La tension monte, c'est la panique!
Puis les nuages se soulagent
Et elle s'écrase sur mon visage:
Cascade formée de millier de cristaux scintillants
Tombe comme un rideau troublant
Sur le paysage qui se grise et s'efface,
Qui se voile la face.
Seule dans ce nouveau décore
Je savoure l'eau qui glisse contre ma peau
Et qui dégringole dans mon cou, encore!
Mais qu'est ce que c'est beau!
Combien de personnes apprécie ce trésor,
Ce liquide divin qui tombe à plein seaux?
Et pourtant n'est ce pas magnifique,
Se faire tremper de la tête au pied?
Dans la gaieté, c'est ça qui est unique.
Dites vous que c'est dans ce même élément
Que vous aimez vous prélasser longuement
Et que son abscence vous ôterait la vie...
Ô cadeau du ciel viens je t'attend,
Tu m'es si précieuse, tellement merveilleuse,
En même temps un divertissement
Et une denrée sans laquelle toute escapade est périlleuse.
Ne te vexe pas, j'essaye de le dire,
A ces gens qui te méprisent.
Qu'ils ont tort de t'acueillir sans sourire!

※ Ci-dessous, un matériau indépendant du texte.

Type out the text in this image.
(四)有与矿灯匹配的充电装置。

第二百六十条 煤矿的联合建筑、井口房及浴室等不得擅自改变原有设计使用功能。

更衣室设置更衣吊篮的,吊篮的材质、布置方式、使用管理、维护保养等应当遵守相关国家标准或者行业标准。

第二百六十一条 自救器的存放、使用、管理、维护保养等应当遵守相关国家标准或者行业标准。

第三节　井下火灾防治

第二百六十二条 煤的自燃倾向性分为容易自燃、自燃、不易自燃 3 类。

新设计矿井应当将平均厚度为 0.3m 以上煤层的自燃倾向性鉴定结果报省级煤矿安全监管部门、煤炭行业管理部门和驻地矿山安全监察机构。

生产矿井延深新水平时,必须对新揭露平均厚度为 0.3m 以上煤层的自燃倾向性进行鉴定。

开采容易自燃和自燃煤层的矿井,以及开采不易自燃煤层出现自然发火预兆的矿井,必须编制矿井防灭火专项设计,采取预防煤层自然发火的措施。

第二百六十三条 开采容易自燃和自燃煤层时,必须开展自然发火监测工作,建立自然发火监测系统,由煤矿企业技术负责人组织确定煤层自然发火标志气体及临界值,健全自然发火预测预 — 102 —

Ne t'inquiète pas, bientôt tu les verras se fermer
Ces parapluie noir de désespoir
Et tu verras s'ouvrirent ceux qui sont colorés
Et qui n'attendent pas de ne plus te voir.
Ou mieux, tu tomberas directement...
Sur le crâne des gens!
Car ces derniers sauront t'apprécier
A ta juste valeur, et avec volupté!
Non, ne pars pas, je t'en prie reste!
Prend en compte mon geste,
Celui de rallier les gens à ta cause.